By Giovanna Dell'orto In El Acebo, Spain Associated Press ( China Daily ) Updated: 2016-07-16 07:40:09

Crossing Spain on an ancient pilgrimage route

Pilgrims walk on the Way of Saint James near the village of Santa Catalina de Somoza, close to Astorga. [Provided To China Daily]

French Way takes you across country to Apostle's burial site.

About three hours into the day's hike, having just cleared the highest mountain point of the Camino de Santiago, I looked down into the valleys pockmarked with yellow and purple spring blossoms, and froze.

Surely that faraway black office tower, seemingly no bigger than the trail stones making my scarred feet scream, could not be where I was planning to arrive that same night. Guidebook check: It was.

Dejected, I struggled downhill into the next hamlet, El Acebo. I was barely past the first of its slate-roofed stone houses when my name - Giovanna! - rang out in the lilting Rio de Janeiro accent of a fellow pilgrim.

And that was my camino experience: 31 days of physical endurance through awe-inspiring landscapes, of contemplation punctuated by deep connections. It was a combination that reset my Type-A internal clock so that stopping to pick a poppy or a bunch of grapes, or to compare blisters with hikers from Seoul or Hawaii or Naples, became not only permissible but also imperative.

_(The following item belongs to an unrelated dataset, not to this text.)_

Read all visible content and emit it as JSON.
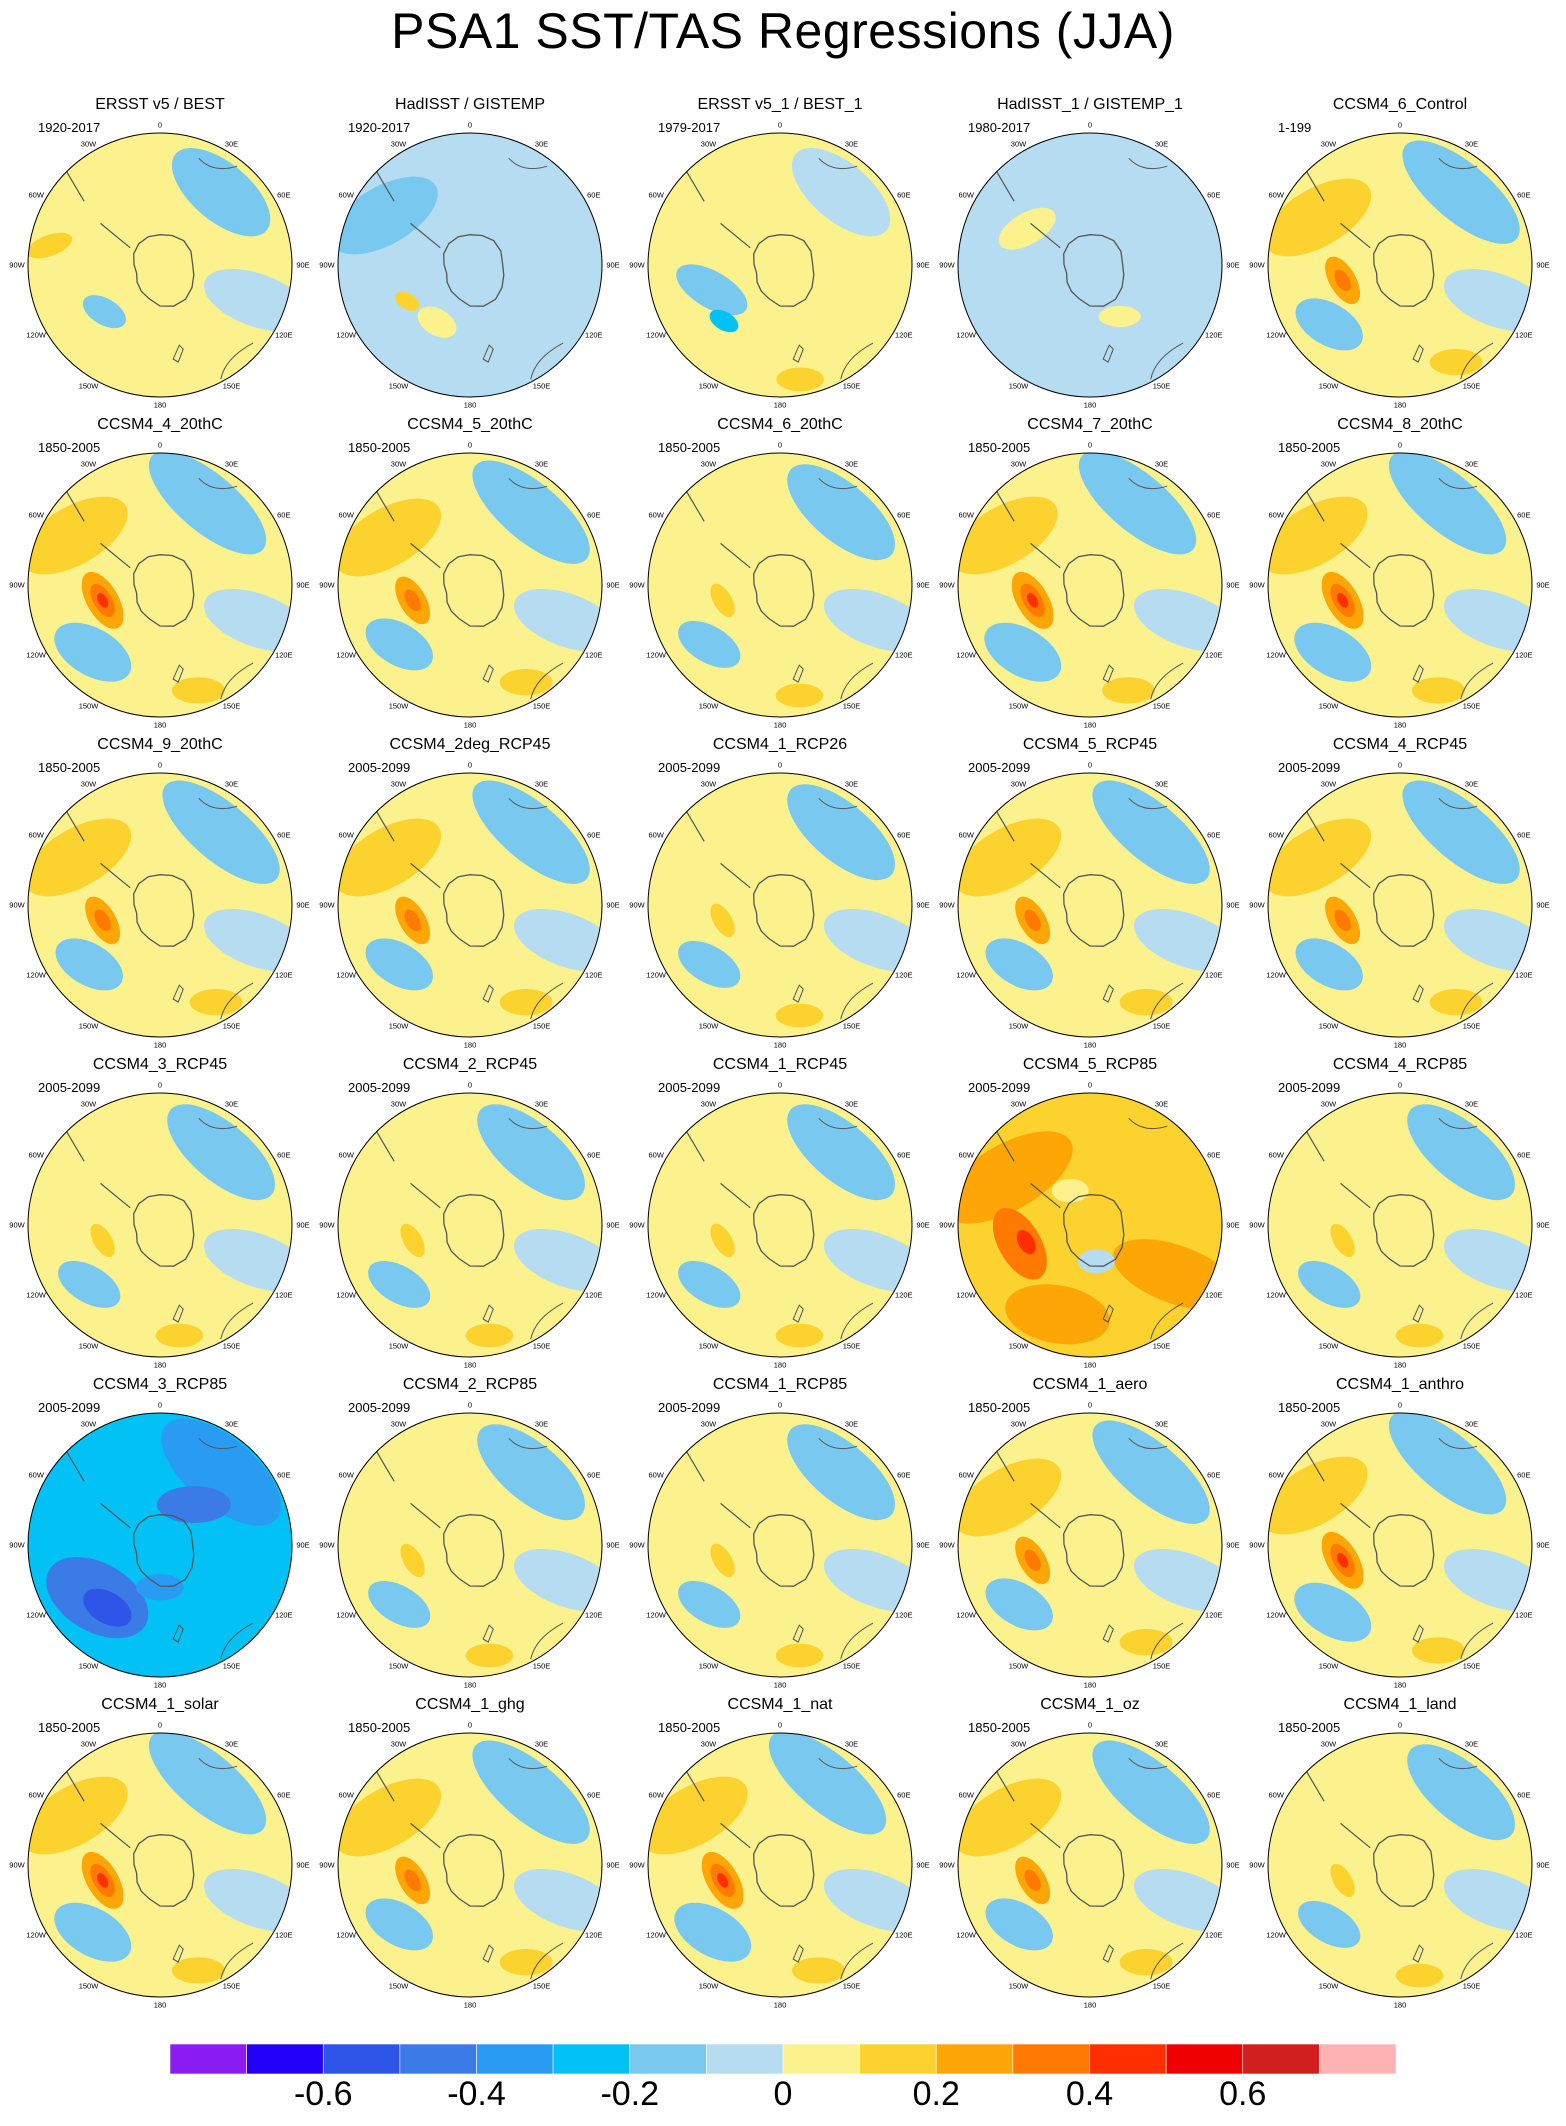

The "camino frances", or French way, is an 800-kilometer medieval pilgrimage route that crosses Spain from the Pyrenees at the French border to the purported burial site of the Apostle James in the cathedral of Santiago de Compostela. Of several historical routes to Santiago, this is the most popular.

It's no wilderness hike: The longest stretch without crossing a village is 10 miles (17 kilometers) through farmland. How much solitude you get depends on when and where you start.